Wow. Bryan Singer said on the X-Men DVD bonus features how he only felt like he got to make half a movie. Although I praised him for keeping introductions to a minimum, in an ensemble superhero movie like that those will still take up enough time that the main plot needs to be fairly basic. Especially when you have a limited budget and can only shoot so many scenes.
Singer was looking forward to getting a whole second movie to really tell the story he wanted to – and man did he hit a home run!
The film grips you from the very first scene, as we are introduced to the phenomenal character of Nightcrawler (Alan Cumming) attempting to kill the President of the United States.

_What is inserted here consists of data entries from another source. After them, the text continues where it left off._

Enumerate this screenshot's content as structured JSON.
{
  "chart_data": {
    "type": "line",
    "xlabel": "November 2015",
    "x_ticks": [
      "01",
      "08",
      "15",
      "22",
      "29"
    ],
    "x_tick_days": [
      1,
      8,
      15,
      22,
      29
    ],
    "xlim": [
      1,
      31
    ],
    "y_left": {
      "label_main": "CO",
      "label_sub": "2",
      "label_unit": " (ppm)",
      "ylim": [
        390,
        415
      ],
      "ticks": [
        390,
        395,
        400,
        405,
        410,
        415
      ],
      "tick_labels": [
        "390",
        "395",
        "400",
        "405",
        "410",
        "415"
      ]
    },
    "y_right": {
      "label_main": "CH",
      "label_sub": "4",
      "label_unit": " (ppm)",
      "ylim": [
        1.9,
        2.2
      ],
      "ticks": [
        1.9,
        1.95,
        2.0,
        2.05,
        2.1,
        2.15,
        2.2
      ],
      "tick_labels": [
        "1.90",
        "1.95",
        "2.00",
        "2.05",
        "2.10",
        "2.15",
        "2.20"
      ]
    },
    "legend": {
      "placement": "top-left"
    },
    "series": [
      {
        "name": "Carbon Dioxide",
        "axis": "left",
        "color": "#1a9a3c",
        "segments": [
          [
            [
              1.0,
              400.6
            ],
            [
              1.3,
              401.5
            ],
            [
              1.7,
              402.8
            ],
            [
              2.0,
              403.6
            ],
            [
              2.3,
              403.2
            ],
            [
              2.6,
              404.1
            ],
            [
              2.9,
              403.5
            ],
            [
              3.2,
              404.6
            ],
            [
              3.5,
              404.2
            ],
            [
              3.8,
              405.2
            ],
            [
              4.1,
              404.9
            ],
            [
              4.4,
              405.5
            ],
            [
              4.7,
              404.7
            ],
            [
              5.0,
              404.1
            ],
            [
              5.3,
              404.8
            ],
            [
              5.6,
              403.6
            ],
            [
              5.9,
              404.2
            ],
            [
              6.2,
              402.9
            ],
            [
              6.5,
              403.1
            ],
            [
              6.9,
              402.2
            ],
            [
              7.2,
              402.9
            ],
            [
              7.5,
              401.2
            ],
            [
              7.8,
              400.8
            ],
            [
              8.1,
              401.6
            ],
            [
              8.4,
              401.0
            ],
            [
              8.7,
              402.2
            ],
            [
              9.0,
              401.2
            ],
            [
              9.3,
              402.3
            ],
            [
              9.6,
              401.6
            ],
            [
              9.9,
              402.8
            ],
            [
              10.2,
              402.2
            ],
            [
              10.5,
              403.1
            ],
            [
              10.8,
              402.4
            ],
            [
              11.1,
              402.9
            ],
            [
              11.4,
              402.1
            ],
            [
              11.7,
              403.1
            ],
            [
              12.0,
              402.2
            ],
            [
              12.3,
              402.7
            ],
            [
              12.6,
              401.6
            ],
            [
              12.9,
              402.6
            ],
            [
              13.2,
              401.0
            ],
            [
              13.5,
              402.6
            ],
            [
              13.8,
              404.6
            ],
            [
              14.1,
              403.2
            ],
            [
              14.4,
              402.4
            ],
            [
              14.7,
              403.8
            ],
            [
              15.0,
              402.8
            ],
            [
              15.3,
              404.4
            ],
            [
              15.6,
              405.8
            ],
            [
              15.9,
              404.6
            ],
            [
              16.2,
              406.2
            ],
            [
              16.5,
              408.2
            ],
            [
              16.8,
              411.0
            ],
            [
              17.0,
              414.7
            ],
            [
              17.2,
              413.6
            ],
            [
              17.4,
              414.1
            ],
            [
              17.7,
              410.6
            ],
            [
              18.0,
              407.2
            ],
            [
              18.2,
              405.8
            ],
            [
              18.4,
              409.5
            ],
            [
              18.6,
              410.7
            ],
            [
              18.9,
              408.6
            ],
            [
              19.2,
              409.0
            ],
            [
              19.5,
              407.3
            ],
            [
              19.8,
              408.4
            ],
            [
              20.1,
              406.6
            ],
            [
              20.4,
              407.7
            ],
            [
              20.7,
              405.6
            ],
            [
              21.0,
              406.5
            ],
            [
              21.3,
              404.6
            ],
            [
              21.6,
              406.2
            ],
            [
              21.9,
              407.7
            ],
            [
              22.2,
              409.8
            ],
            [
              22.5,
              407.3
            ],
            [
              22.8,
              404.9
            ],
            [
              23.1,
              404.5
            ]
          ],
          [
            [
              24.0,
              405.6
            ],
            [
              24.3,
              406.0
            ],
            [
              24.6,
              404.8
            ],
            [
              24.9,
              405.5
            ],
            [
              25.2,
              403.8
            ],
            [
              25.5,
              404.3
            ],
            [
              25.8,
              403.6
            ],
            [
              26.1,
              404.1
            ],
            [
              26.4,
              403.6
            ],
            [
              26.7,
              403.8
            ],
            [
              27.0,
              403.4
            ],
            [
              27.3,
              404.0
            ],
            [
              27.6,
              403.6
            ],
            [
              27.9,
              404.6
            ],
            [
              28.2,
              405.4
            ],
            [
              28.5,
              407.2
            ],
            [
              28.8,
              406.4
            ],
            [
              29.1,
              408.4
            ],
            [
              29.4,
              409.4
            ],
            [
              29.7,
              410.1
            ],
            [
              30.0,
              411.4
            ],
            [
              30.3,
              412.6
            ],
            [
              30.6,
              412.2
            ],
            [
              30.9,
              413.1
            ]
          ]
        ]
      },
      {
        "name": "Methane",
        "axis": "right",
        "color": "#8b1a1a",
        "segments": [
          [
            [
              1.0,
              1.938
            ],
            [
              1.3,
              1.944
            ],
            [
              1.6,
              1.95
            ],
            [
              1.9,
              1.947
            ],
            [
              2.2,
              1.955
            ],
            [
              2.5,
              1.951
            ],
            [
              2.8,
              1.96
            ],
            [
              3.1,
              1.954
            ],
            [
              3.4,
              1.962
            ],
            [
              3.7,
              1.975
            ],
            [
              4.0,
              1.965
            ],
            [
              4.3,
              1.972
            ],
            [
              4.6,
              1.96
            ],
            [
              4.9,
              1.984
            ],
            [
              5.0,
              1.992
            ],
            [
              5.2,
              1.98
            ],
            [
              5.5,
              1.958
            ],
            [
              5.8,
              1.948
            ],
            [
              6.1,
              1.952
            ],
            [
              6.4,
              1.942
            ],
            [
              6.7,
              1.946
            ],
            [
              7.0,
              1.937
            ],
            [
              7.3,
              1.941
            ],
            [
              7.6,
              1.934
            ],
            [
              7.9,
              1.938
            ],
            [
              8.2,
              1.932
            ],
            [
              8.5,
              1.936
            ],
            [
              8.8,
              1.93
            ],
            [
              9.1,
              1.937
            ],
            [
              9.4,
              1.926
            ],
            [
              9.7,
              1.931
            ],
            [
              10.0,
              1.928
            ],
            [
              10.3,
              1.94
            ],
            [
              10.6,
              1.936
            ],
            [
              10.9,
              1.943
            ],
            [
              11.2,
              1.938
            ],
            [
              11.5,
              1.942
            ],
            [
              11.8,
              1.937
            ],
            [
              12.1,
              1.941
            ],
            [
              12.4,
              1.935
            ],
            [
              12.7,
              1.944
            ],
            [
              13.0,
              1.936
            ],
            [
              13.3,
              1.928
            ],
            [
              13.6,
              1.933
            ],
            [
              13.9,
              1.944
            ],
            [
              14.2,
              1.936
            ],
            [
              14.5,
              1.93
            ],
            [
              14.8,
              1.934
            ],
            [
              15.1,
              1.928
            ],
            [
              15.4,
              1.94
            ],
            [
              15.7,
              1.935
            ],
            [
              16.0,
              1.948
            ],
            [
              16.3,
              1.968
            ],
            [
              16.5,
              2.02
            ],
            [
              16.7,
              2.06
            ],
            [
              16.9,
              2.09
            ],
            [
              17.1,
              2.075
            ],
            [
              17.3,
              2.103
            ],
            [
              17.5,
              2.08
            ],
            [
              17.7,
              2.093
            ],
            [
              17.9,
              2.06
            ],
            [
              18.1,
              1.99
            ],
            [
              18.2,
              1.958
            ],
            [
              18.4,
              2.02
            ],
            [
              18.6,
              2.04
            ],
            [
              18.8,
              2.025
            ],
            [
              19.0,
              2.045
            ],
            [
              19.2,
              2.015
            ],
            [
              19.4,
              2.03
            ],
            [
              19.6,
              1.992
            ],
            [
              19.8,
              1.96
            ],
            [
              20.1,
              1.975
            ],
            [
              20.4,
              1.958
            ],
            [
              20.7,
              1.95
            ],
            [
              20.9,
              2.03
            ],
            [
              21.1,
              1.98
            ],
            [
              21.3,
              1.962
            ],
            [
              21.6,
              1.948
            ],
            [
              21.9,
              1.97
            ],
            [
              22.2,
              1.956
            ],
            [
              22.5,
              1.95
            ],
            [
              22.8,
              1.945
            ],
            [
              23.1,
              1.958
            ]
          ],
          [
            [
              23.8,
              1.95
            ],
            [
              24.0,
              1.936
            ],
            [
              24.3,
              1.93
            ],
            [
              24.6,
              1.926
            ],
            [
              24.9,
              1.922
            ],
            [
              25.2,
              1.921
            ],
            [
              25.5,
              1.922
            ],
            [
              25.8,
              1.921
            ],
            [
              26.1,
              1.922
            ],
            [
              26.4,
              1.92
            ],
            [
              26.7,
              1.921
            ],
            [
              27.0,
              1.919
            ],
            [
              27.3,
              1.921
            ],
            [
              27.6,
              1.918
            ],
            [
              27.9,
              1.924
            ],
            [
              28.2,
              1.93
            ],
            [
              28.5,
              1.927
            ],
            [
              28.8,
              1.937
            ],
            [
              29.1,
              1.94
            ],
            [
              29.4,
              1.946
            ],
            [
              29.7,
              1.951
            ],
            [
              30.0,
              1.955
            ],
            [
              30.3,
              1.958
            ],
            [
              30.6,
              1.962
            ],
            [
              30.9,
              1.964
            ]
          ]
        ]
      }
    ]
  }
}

Then we see how Mystique, in the body of the late Senator Kelly, is trying to stop the Mutant Registration Bill the real Senator Kelly introduced while alive but the insidious Colonel William Stryker (Brian Cox, who played every old man in early 2000s movies) has even more nefarious means in mind to eliminate mutantkind. His issues stem from his utter hatred of his son Jason (Michael Reid McKay),
and he’s brainwashed Lady Deathstrike (Kelly Hu) into being his henchwoman. This is the rare battle which unites Magneto and Mystique with Professor X, Wolverine, Storm, Cyclops, Jean Grey, Rogue, Iceman (Shawn Ashmore, in a greatly expanded role from the first film), and Pyro (Aaron Stanford)…at least for now.
Things also get more complicated when Striker turns out to be the man with the key to Wolverine’s dark, unknown past.
The movie is over two hours long but there is not one boring second. Besides the excitement of the main plot, in all its complexities, we get wonderful arcs for SO MANY of the characters, beautiful one-on-one moments between various pairs of characters peppered throughout the grand plot and making the pacing perfect, a litany of stunningly choreographed fight scenes, special effects that haven’t aged at all (especially Nightcrawler’s teleportation), and terrific performances. Although Ray Park and Tyler Mane are missed, all the other major cast members from the first film return and they, along with the new stars, the writers, and the below-the-line talent, put together a phenomenal work.
At the helm we have Bryan Singer, who really shows us his filmmaking ingenuity. Too bad he couldn’t stay away from young boys and has killed his own career; we saw here what a gift he had.
*SPOILERS*
The one thing I feel the need to mention – I couldn’t believe the X-Men let Jason die at the end. I’ve seen rationalization that Dark Cerebro was falling apart, but it wasn’t doing so THAT fast. If there was enough time for Nightcrawler to come back and save Charles he could have easily taken a few seconds and done the same for Jason. Understandably, that’s much less important to them, but Jason was an innocent person who had already been through so much trauma; why did the X-Men not even give him a passing thought? This doesn’t affect my love of the movie but I had wished they’d at least explained their decision by making clear it was a mercy kill (or a mercy let-die). Regardless, Mutant 143’s story is so utterly powerful and tragic that it easily adds to the movie’s wallop.
*SPOILERS*
Fantastic!
Bottom Line: I NEVER get sick of it.